Kevin Kolsch et Dennis Widmyer fusionnent l’horreur corporelle avec une critique féroce de la machinerie prédatrice d’Hollywood, créant un film qui fonctionne à la fois comme un cauchemar occulte et une allégorie sans concession de l’industrie. La dégradation de la protagoniste est rendue avec un engagement sincère et une grotesquerie croissante. Starry Eyes mérite son statut culte par son escalade sans peur et une vision profondément cynique du coût ultime de l’ambition.
The Borderlands (2013)
Une équipe d’enquêteurs du Vatican arrive dans une église rurale isolée pour évaluer des phénomènes surnaturels présumés. Ce qui commence comme un scepticisme bureaucratique se transforme lentement en une terreur profonde et claustrophobe lorsque les enquêteurs découvrent quelque chose d’ancien et de profondément mauvais enfoui sous le sol sacré.

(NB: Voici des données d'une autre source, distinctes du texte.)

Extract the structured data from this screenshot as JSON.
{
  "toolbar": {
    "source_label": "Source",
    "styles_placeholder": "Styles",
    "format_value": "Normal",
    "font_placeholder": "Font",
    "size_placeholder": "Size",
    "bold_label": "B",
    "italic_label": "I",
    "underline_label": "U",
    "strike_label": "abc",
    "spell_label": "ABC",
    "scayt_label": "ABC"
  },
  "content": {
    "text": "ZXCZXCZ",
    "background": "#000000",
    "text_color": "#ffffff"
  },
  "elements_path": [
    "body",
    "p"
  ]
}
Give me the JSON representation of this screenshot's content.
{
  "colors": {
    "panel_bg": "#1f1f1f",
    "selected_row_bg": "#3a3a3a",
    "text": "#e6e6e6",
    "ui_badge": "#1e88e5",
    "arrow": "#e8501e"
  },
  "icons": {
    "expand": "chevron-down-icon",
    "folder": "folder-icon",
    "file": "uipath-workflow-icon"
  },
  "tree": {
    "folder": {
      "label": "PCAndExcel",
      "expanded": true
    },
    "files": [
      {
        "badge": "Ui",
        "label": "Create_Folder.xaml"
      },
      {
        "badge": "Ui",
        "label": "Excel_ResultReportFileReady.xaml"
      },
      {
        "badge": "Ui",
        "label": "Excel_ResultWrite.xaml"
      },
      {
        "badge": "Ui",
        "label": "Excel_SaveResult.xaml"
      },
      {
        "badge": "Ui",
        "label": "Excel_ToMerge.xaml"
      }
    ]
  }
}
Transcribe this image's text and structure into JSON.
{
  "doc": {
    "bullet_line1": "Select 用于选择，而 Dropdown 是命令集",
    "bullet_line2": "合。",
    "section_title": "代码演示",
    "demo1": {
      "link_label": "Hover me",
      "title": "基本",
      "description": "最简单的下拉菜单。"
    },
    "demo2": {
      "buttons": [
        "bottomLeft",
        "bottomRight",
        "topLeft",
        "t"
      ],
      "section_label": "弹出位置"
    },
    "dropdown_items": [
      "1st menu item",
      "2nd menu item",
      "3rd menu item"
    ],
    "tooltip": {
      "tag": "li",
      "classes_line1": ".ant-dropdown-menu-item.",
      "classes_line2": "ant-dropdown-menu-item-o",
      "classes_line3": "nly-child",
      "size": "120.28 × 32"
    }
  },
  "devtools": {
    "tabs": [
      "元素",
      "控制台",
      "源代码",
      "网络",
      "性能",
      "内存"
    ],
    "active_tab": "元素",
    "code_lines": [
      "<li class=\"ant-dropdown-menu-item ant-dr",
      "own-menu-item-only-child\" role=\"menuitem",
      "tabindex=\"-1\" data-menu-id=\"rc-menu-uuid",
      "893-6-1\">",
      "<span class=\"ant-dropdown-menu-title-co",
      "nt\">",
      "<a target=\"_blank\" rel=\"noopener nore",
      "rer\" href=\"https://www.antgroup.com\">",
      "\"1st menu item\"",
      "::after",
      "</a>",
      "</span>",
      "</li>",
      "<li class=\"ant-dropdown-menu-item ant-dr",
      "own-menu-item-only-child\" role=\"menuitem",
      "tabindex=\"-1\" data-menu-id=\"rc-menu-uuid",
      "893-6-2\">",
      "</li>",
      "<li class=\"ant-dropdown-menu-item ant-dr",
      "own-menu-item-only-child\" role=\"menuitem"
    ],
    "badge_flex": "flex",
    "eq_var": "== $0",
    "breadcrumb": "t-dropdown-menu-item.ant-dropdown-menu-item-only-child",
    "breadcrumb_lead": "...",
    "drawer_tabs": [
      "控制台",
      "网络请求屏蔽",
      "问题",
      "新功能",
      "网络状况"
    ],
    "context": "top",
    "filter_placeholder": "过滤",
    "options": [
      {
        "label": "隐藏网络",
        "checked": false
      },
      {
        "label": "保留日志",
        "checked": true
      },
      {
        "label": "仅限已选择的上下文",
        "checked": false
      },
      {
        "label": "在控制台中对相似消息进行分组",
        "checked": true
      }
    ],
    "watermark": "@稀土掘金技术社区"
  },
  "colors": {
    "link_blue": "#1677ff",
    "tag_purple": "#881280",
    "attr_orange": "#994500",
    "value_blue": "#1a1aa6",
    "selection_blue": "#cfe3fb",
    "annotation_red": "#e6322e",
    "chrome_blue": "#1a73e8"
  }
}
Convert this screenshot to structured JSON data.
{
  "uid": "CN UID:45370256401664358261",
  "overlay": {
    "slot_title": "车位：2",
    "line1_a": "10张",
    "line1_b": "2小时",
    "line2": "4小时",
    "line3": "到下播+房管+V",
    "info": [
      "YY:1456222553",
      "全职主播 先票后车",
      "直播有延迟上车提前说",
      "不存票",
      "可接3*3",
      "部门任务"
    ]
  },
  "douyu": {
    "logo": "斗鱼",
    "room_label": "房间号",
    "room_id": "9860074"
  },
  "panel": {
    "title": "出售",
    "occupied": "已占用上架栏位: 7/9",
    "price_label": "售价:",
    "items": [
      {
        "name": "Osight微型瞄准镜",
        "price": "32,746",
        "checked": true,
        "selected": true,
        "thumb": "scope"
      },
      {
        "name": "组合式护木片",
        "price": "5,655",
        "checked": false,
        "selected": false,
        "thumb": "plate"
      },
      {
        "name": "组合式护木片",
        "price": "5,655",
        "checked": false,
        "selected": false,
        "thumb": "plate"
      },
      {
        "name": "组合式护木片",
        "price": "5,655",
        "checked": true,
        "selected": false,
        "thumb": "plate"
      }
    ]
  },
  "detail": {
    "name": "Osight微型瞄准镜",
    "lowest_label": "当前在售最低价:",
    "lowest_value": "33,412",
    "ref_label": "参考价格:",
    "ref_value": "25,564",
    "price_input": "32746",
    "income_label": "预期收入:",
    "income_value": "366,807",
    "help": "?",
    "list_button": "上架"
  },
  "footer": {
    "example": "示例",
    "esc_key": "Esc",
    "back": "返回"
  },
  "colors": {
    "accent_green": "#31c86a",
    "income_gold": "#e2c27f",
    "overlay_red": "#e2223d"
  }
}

Les débuts en found footage d’Elliot Goldner sont une leçon magistrale de terreur lente, se distinguant par un travail de personnage exceptionnel et une atmosphère de malheur rampante et irréversible. L’acte final du film offre l’une des conclusions les plus véritablement horrifiantes du cinéma de genre, ancrant la terreur surnaturelle dans une imagerie viscéralement physique, presque géologique, qui paraît entièrement originale.
Under The Skin (2013)
Under the Skin est un film d’horreur de science-fiction de 2013 réalisé par Jonathan Glazer et écrit par Glazer et Walter Campbell, librement adapté de la nouvelle de Michel Faber de 2000. À Glasgow, un motard ramasse une jeune fille morte sur le bord de la route et la place à l’arrière d’une camionnette, où une femme nue porte ses vêtements. Après avoir acheté des vêtements et du maquillage dans un centre commercial, la femme conduit la camionnette, séduisant des hommes. Elle tente un homme dans une maison délabrée et l’homme est submergé dans un liquide.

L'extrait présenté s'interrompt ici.